For the second time in a week, Gov. Jim Justice opened the purse strings on the governor’s civil contingency fund Tuesday to hand out $1.14 million in grants to performing arts and historic preservation organizations.
Tuesday’s grants, matching most of the Division of Culture and History line-item appropriations in the 2020-21 state budget — primarily for symphony orchestras and theater companies — follows nearly $1.7 million of contingency fund grants Justice made to more than 320 fairs and festivals around the state last week.
“I’m a real believer that’s part of our fabric. That’s part of our identity,” Justice said Tuesday of the arts and culture grants.
On Tuesday, Justice awarded grants matching line-item appropriations in the Division of Culture and History’s state Lottery fund account in the budget bill.
That includes $59,000 each for the Huntington, Wheeling and West Virginia symphonies; $54,500 for the Appalachian Children’s Chorus; $120,000 to West Virginia Public Theater; $115,000 to Greenbrier Valley Theatre; $90,000 to Theater Arts of West Virginia; and $57,000 to the Contemporary American Theater Festival.
Justice also awarded $38,000 to the Mountain State Forest Festival which, unlike other fairs and festivals, is a separate line item in the budget bill.
Justice did not provide grants for two line items in that section of the budget bill, failing to match appropriated funding for Save the Music and for Independence Hall, in Wheeling.
Justice also matched the budget bill’s $492,000 appropriation for Preservation West Virginia, which provides grants for historic preservation projects.
Last week, Justice not only awarded matching grants for more than 320 fairs and festivals funded in the budget bill, but increased funding for the State Fair of West Virginia from $31,000 in the budget bill to $300,000, increasing total funding for fairs and festivals to nearly $1.7 million.
Justice reiterated Tuesday that, because virtually all fairs and festivals around the state were canceled this year, as many as half would not survive financially without the cash infusions.
“It was reported to me that many of our fairs and festivals are on the ropes,” he said, adding, “They’re not flush with cash, that’s for sure.”
As he did last week, Justice had several recipients of the grants personally thank him for the funding, via a Zoom teleconference.
Although intended to provide a source of immediate funding in emergencies, state law authorizes the governor to make appropriations out of the civil contingency fund as he “may deem necessary and proper.”
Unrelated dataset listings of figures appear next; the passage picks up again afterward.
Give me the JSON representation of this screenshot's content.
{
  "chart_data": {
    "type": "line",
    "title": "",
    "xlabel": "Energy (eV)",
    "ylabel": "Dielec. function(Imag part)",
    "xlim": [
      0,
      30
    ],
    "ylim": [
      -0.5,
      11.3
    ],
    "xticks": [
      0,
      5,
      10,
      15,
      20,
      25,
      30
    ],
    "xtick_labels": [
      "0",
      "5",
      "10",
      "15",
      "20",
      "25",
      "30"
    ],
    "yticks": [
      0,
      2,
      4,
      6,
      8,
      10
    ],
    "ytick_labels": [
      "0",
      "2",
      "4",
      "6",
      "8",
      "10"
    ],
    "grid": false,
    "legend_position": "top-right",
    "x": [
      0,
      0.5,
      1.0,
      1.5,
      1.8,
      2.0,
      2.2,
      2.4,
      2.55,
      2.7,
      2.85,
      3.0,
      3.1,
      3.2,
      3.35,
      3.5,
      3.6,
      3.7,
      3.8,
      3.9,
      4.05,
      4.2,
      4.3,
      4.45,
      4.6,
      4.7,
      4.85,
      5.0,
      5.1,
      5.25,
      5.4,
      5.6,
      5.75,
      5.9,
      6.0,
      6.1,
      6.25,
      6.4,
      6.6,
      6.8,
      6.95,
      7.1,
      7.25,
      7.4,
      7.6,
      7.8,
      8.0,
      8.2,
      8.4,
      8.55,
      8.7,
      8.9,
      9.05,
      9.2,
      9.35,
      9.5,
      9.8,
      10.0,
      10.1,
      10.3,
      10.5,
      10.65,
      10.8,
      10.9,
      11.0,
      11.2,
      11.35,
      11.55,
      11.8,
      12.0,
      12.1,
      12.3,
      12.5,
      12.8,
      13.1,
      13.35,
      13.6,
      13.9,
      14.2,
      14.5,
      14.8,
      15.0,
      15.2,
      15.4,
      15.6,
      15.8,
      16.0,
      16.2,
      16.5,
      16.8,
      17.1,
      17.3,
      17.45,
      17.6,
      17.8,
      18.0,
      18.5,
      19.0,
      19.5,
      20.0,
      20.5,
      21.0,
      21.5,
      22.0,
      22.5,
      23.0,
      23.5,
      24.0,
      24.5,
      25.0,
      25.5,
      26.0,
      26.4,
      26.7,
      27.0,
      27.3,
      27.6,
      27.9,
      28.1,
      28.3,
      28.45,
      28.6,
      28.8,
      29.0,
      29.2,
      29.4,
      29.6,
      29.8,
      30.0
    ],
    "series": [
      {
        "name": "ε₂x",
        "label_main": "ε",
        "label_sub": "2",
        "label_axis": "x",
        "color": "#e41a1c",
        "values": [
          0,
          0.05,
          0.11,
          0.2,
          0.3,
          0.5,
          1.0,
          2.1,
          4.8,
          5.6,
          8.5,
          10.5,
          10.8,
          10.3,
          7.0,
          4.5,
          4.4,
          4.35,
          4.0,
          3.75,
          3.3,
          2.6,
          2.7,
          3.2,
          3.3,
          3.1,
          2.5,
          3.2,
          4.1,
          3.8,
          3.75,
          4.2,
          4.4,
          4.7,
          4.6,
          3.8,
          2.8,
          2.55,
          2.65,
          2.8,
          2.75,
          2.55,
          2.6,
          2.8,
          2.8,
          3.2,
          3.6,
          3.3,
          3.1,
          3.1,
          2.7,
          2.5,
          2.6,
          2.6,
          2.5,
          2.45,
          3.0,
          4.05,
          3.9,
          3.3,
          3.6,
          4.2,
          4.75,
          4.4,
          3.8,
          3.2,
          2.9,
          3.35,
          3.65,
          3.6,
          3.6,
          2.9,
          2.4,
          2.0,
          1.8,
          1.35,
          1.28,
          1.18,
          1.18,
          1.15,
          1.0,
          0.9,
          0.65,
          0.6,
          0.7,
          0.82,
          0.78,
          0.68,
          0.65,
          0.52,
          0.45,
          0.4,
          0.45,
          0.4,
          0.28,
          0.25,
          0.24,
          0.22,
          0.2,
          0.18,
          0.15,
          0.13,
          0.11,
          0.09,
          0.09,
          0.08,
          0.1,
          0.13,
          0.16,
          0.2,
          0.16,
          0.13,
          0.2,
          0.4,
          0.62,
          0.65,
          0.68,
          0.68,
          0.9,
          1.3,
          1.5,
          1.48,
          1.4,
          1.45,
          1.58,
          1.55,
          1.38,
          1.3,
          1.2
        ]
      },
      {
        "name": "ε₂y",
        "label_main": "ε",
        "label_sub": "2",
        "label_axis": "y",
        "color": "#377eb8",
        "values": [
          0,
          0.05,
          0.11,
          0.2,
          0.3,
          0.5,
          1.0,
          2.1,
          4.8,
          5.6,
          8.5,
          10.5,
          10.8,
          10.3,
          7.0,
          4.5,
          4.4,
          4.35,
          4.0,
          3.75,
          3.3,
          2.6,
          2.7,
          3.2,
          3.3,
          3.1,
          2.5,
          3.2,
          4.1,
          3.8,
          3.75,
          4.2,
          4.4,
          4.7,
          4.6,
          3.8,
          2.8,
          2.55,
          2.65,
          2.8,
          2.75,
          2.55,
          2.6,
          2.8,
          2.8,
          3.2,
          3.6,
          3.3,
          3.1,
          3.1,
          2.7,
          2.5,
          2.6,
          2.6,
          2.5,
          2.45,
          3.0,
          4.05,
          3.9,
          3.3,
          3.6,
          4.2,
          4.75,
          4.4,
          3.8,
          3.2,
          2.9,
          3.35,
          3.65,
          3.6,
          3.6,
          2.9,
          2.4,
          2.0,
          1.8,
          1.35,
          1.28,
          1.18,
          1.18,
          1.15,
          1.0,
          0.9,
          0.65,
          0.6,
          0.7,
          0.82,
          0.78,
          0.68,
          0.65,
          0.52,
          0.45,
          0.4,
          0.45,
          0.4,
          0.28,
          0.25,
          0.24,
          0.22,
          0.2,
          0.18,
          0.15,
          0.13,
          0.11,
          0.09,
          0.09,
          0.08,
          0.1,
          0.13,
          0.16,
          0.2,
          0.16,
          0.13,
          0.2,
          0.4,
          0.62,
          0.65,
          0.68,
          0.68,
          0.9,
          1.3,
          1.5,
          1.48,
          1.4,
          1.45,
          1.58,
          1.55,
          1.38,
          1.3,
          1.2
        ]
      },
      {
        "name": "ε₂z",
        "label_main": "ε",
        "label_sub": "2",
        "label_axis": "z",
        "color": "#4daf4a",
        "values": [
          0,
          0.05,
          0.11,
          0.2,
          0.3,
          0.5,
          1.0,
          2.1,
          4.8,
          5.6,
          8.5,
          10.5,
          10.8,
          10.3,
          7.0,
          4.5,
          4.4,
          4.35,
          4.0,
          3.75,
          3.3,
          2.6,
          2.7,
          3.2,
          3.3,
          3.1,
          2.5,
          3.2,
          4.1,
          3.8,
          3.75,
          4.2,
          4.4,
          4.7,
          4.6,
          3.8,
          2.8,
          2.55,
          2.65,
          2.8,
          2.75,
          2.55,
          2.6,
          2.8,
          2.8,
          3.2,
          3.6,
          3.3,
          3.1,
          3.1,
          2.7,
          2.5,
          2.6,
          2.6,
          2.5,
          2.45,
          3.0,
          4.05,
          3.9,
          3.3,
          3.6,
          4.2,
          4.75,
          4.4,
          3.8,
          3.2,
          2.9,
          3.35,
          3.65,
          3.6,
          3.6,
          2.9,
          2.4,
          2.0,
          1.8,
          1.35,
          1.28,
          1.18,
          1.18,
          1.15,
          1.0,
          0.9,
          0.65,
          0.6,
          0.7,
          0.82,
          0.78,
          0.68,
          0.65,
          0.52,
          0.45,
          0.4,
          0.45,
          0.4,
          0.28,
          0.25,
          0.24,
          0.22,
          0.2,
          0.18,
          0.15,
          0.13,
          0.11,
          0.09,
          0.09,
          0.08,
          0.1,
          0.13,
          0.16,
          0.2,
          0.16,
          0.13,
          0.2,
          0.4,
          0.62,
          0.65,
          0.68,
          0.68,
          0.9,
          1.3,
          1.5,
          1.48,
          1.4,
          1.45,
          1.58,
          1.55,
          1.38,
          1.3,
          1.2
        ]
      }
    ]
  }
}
While running for re-election in 2000, then-Gov. Cecil Underwood handed out a total of nearly $16 million in grants and awards from the civil contingency fund from July 1 to Election Day. The move drew criticism from challenger Bob Wise, among others, who accused Underwood of using taxpayer dollars for “one of the largest publicly funded campaigns” in the country.
Justice on Tuesday closed out the grants presentation by saying he was acting out of a true belief in the economic and societal benefits of state culture and arts.
“I’m not a politician and I don’t blow smoke at anyone,” he said. “When I tell you something, I mean it, and I mean it from the bottom of my heart.”